“On the second day of its ordinary plenary session of October 2021, the Episcopal Conference of Benin was informed of the imminent vote in the National Assembly of the bill modifying law n°2003-04 of March 3, 2003 on sexual and reproductive health. This law is nothing more than a pure and simple legalization of abortion,” Catholic Bishops in Benin say in their October 19 collective statement shared with ACI Africa, a day before MPs voted in favor of the bill.
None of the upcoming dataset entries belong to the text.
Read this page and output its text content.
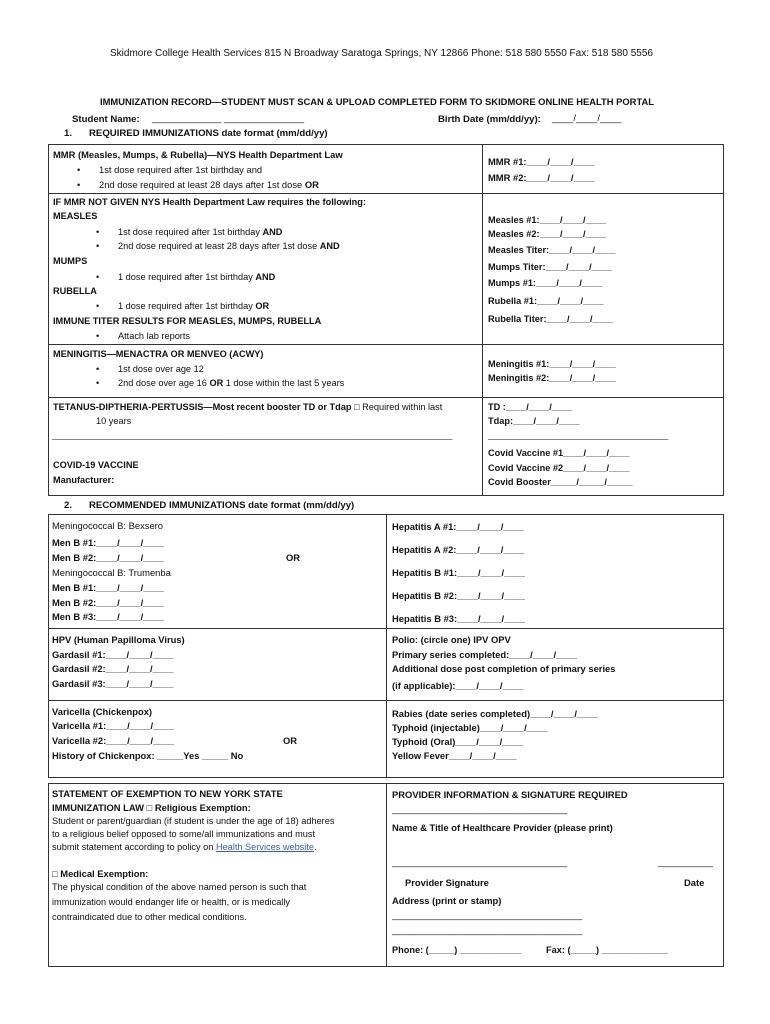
Skidmore College Health Services 815 N Broadway Saratoga Springs, NY 12866 Phone: 518 580 5550 Fax: 518 580 5556
IMMUNIZATION RECORD—STUDENT MUST SCAN & UPLOAD COMPLETED FORM TO SKIDMORE ONLINE HEALTH PORTAL
Student Name: _____________ _______________	Birth Date (mm/dd/yy): ____/____/____
1. REQUIRED IMMUNIZATIONS date format (mm/dd/yy)
MMR (Measles, Mumps, & Rubella)—NYS Health Department Law
• 1st dose required after 1st birthday and
• 2nd dose required at least 28 days after 1st dose OR
MMR #1:____/____/____
MMR #2:____/____/____
IF MMR NOT GIVEN NYS Health Department Law requires the following:
MEASLES
• 1st dose required after 1st birthday AND
• 2nd dose required at least 28 days after 1st dose AND
MUMPS
• 1 dose required after 1st birthday AND
RUBELLA
• 1 dose required after 1st birthday OR
IMMUNE TITER RESULTS FOR MEASLES, MUMPS, RUBELLA
• Attach lab reports
Measles #1:____/____/____
Measles #2:____/____/____
Measles Titer:____/____/____
Mumps Titer:____/____/____
Mumps #1:____/____/____
Rubella #1:____/____/____
Rubella Titer:____/____/____
MENINGITIS—MENACTRA OR MENVEO (ACWY)
• 1st dose over age 12
• 2nd dose over age 16 OR 1 dose within the last 5 years
Meningitis #1:____/____/____
Meningitis #2:____/____/____
TETANUS-DIPTHERIA-PERTUSSIS—Most recent booster TD or Tdap □ Required within last
10 years
________________________________________________________________________________
TD :____/____/____
Tdap:____/____/____
____________________________________
COVID-19 VACCINE
Manufacturer:
Covid Vaccine #1____/____/____
Covid Vaccine #2____/____/____
Covid Booster_____/_____/_____
2. RECOMMENDED IMMUNIZATIONS date format (mm/dd/yy)
Meningococcal B: Bexsero
Men B #1:____/____/____
Men B #2:____/____/____	OR
Meningococcal B: Trumenba
Men B #1:____/____/____
Men B #2:____/____/____
Men B #3:____/____/____
Hepatitis A #1:____/____/____
Hepatitis A #2:____/____/____
Hepatitis B #1:____/____/____
Hepatitis B #2:____/____/____
Hepatitis B #3:____/____/____
HPV (Human Papilloma Virus)
Gardasil #1:____/____/____
Gardasil #2:____/____/____
Gardasil #3:____/____/____
Polio: (circle one) IPV OPV
Primary series completed:____/____/____
Additional dose post completion of primary series
(if applicable):____/____/____
Varicella (Chickenpox)
Varicella #1:____/____/____
Varicella #2:____/____/____	OR
History of Chickenpox: _____Yes _____ No
Rabies (date series completed)____/____/____
Typhoid (injectable)____/____/____
Typhoid (Oral)____/____/____
Yellow Fever____/____/____
STATEMENT OF EXEMPTION TO NEW YORK STATE
IMMUNIZATION LAW □ Religious Exemption:
Student or parent/guardian (if student is under the age of 18) adheres
to a religious belief opposed to some/all immunizations and must
submit statement according to policy on Health Services website.
□ Medical Exemption:
The physical condition of the above named person is such that
immunization would endanger life or health, or is medically
contraindicated due to other medical conditions.
PROVIDER INFORMATION & SIGNATURE REQUIRED
___________________________________
Name & Title of Healthcare Provider (please print)
___________________________________	___________
Provider Signature	Date
Address (print or stamp)
______________________________________
______________________________________
Phone: (_____) ____________	Fax: (_____) _____________
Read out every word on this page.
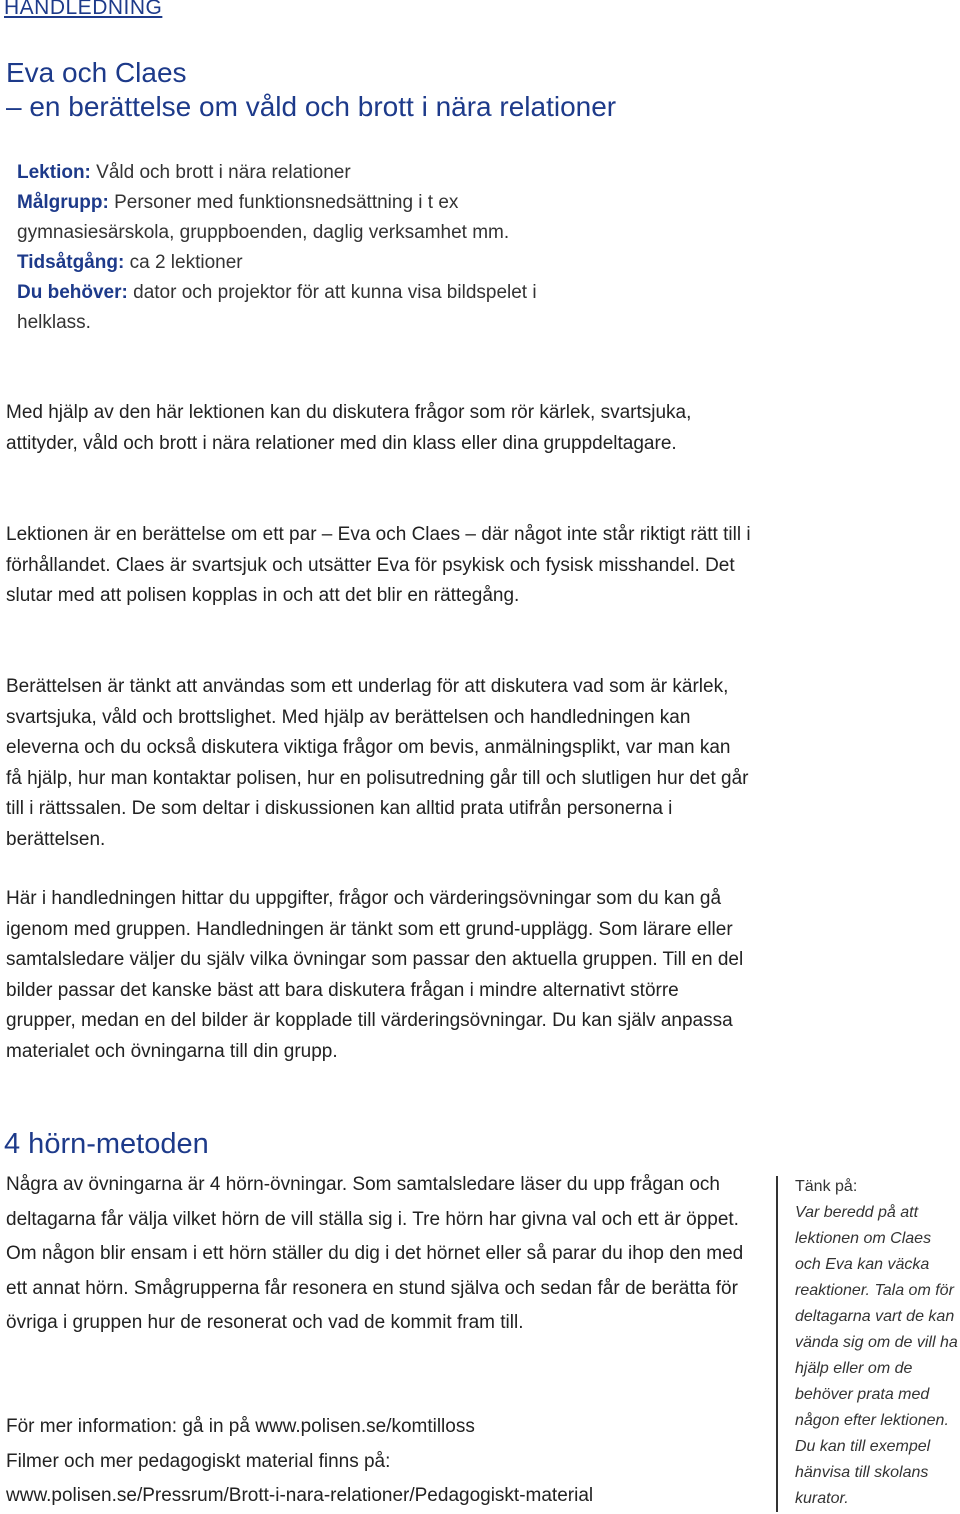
HANDLEDNING
Eva och Claes
– en berättelse om våld och brott i nära relationer
Lektion: Våld och brott i nära relationer
Målgrupp: Personer med funktionsnedsättning i t ex gymnasiesärskola, gruppboenden, daglig verksamhet mm.
Tidsåtgång: ca 2 lektioner
Du behöver: dator och projektor för att kunna visa bildspelet i helklass.
Med hjälp av den här lektionen kan du diskutera frågor som rör kärlek, svartsjuka, attityder, våld och brott i nära relationer med din klass eller dina gruppdeltagare.
Lektionen är en berättelse om ett par – Eva och Claes – där något inte står riktigt rätt till i förhållandet. Claes är svartsjuk och utsätter Eva för psykisk och fysisk misshandel. Det slutar med att polisen kopplas in och att det blir en rättegång.
Berättelsen är tänkt att användas som ett underlag för att diskutera vad som är kärlek, svartsjuka, våld och brottslighet. Med hjälp av berättelsen och handledningen kan eleverna och du också diskutera viktiga frågor om bevis, anmälningsplikt, var man kan få hjälp, hur man kontaktar polisen, hur en polisutredning går till och slutligen hur det går till i rättssalen. De som deltar i diskussionen kan alltid prata utifrån personerna i berättelsen.
Här i handledningen hittar du uppgifter, frågor och värderingsövningar som du kan gå igenom med gruppen. Handledningen är tänkt som ett grund-upplägg. Som lärare eller samtalsledare väljer du själv vilka övningar som passar den aktuella gruppen. Till en del bilder passar det kanske bäst att bara diskutera frågan i mindre alternativt större grupper, medan en del bilder är kopplade till värderingsövningar. Du kan själv anpassa materialet och övningarna till din grupp.
4 hörn-metoden
Några av övningarna är 4 hörn-övningar. Som samtalsledare läser du upp frågan och deltagarna får välja vilket hörn de vill ställa sig i. Tre hörn har givna val och ett är öppet. Om någon blir ensam i ett hörn ställer du dig i det hörnet eller så parar du ihop den med ett annat hörn. Smågrupperna får resonera en stund själva och sedan får de berätta för övriga i gruppen hur de resonerat och vad de kommit fram till.
För mer information: gå in på www.polisen.se/komtilloss
Filmer och mer pedagogiskt material finns på:
www.polisen.se/Pressrum/Brott-i-nara-relationer/Pedagogiskt-material
Tänk på:
Var beredd på att lektionen om Claes och Eva kan väcka reaktioner. Tala om för deltagarna vart de kan vända sig om de vill ha hjälp eller om de behöver prata med någon efter lektionen. Du kan till exempel hänvisa till skolans kurator.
CEB members were urging MPs in the West African nation to oppose the bill saying, “You, the Members of Parliament, You, the God-fearing parliamentarians, You, the Catholic parliamentarians, The Bishops of Benin beseech you in the name of God, in the name of our humanity, in the name of the little innocents, to draw from the cultural, moral and spiritual values of the people you represent, the necessary resources to say a categorical NO to the culture of death.”
Earlier this month, the President of Benin’s National Assembly, Louis Vlavonou, reportedly expressed his strong opposition of the then proposed bill to legalize abortion in most circumstances.
Addressing young people while participating in a round table on the right to sexual and reproductive health on October 8, Mr. Vlavonou denounced “a plot by the West” to impose immoral values in Africa.
“It would be dangerous to put in the hands of women a tool to destroy life in their capacity as mothers, who are supposed to protect it,” the President of Benin’s National Assembly was quoted as saying in the October 12 publication.
Article 17 of the new law, for instance, spells out circumstances when a medical doctor is authorized to prescribe abortion, described as “the voluntary interruption of pregnancy.”
Under this article, abortion can be authorized if “the continuation of the pregnancy endangers the life and health of the pregnant woman.”
Abortion can also be authorized if “the pregnancy is the consequence of a rape or an incestuous relationship and the request is made by the pregnant woman if she is an adult, or by her legal representatives in the case of a minor.”
A medical doctor can also authorize abortion if “the unborn child is suffering from a particularly serious condition at the time of diagnosis.”
“The law makes Benin a rarity in Africa,” Reuters has reported, adding in reference to the Guttmacher Institute, a U.S.-based research organization, “As of 2016, only Zambia, Cape Verde, Mozambique, South Africa and Tunisia had relatively liberal abortion laws.”